Can black holes have Euclidean cores?

TL;DR

This paper explores the possibility of Euclidean cores within black holes, analyzing solutions in classical and higher derivative gravity theories, and introduces a smooth orbifold alternative with a space-like boundary inside the horizon.

Contribution

It demonstrates how Euclidean cores can be incorporated into black hole solutions and shows that higher derivative terms enable the weak energy condition to be satisfied.

Findings

Euclidean cores lead to finite, continuous energy densities and pressures.

Higher derivative gravity theories satisfy the weak energy condition.

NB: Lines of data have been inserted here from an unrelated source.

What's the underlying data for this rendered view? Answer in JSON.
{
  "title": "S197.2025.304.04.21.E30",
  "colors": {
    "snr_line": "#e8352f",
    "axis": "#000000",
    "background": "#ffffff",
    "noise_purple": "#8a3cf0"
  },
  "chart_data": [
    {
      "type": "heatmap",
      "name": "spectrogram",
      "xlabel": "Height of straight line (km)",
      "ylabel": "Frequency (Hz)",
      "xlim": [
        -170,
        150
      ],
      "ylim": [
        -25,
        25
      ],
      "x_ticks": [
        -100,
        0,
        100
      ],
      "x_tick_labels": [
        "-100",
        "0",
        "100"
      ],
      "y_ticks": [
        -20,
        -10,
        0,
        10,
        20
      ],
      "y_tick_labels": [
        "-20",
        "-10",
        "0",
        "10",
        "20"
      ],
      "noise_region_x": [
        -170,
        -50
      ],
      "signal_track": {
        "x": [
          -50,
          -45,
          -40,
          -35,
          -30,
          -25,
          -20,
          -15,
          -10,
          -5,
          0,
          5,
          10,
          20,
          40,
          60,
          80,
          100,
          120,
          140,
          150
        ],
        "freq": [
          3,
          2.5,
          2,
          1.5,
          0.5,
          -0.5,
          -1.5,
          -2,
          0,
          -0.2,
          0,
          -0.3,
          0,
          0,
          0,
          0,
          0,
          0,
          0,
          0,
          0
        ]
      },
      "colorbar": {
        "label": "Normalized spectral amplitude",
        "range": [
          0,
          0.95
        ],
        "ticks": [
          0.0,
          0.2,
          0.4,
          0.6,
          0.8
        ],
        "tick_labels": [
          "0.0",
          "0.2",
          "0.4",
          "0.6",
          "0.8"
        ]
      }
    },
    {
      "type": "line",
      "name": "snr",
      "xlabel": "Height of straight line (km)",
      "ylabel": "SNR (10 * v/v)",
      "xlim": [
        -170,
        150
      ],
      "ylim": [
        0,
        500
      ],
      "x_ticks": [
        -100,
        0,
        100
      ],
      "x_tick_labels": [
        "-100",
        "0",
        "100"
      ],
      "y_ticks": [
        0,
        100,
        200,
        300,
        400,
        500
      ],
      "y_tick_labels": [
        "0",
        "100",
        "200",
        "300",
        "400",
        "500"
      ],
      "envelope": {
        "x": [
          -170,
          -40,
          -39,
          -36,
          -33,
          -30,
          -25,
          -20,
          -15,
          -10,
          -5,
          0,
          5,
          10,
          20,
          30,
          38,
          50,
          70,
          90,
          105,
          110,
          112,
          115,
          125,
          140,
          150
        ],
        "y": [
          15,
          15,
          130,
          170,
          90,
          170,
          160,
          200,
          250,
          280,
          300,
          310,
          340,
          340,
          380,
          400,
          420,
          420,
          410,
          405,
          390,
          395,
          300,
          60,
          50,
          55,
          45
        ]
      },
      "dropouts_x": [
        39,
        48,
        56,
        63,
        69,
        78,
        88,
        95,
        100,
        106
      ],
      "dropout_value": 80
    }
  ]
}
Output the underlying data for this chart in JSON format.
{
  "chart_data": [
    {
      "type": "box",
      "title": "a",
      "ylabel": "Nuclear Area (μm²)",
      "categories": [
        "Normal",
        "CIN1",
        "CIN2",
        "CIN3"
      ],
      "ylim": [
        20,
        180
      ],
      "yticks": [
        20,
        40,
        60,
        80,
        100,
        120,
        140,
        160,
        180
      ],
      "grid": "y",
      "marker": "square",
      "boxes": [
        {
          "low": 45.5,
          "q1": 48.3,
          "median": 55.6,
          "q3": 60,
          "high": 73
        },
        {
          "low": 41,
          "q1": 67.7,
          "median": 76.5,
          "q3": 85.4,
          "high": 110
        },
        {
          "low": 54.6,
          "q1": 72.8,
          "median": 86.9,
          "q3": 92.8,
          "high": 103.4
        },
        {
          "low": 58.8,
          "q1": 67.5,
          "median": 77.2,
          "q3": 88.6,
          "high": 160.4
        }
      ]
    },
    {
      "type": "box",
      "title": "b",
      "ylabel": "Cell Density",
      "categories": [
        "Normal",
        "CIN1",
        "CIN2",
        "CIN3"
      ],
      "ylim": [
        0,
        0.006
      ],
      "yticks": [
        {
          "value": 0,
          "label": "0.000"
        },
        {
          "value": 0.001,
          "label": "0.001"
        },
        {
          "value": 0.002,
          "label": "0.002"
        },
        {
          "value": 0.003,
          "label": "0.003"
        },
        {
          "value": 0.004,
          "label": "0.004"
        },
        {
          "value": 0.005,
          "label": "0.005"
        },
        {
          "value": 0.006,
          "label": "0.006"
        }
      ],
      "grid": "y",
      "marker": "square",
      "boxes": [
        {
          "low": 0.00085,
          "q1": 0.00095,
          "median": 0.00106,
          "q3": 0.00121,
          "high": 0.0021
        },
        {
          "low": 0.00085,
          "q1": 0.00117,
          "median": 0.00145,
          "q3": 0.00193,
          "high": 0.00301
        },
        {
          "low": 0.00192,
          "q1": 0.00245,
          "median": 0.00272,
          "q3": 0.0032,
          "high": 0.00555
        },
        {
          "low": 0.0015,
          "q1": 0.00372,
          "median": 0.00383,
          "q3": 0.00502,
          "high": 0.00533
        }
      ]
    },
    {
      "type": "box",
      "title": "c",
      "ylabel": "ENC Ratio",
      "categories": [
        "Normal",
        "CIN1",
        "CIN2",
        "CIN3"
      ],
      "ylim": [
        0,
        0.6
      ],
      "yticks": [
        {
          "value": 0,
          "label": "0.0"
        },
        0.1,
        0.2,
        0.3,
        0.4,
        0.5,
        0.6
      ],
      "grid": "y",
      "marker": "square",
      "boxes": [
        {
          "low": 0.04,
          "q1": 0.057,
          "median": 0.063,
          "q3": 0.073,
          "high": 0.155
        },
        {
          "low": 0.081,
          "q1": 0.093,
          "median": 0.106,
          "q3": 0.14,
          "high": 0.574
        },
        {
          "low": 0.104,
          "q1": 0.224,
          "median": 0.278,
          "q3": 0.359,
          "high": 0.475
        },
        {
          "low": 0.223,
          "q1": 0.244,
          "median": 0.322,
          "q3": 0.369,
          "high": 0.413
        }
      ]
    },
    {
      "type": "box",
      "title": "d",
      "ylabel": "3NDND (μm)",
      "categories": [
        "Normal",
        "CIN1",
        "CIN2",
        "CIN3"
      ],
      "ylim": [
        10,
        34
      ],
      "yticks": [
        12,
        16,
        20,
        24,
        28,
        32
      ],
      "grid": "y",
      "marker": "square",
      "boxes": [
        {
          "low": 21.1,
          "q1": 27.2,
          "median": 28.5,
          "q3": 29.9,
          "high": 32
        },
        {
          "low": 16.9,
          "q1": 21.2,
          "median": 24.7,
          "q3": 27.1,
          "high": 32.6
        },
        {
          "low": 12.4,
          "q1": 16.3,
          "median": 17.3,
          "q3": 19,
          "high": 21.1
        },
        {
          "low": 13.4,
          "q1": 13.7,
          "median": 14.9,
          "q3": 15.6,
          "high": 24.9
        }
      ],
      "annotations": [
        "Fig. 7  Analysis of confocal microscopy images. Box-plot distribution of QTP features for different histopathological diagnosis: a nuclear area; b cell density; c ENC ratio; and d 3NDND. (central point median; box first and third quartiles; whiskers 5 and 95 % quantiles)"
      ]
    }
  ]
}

A smooth orbifold construction offers an alternative with a space-like boundary.

Abstract

The search for regular black hole solutions in classical gravity leads us to consider a core of Euclidean signature in the interior of a black hole. Solutions of Lorentzian and Euclidean general relativity match in such a way that energy densities and pressures of an isotropic perfect fluid form are everywhere finite and continuous. Although the weak energy condition cannot be satisfied for these solutions in general relativity, it can be when higher derivative terms are added. A numerical study shows how the transition becomes smoother in theories with more derivatives. As an alternative to the Euclidean core, we also discuss a closely related time dependent orbifold construction with a smooth space-like boundary inside the horizon.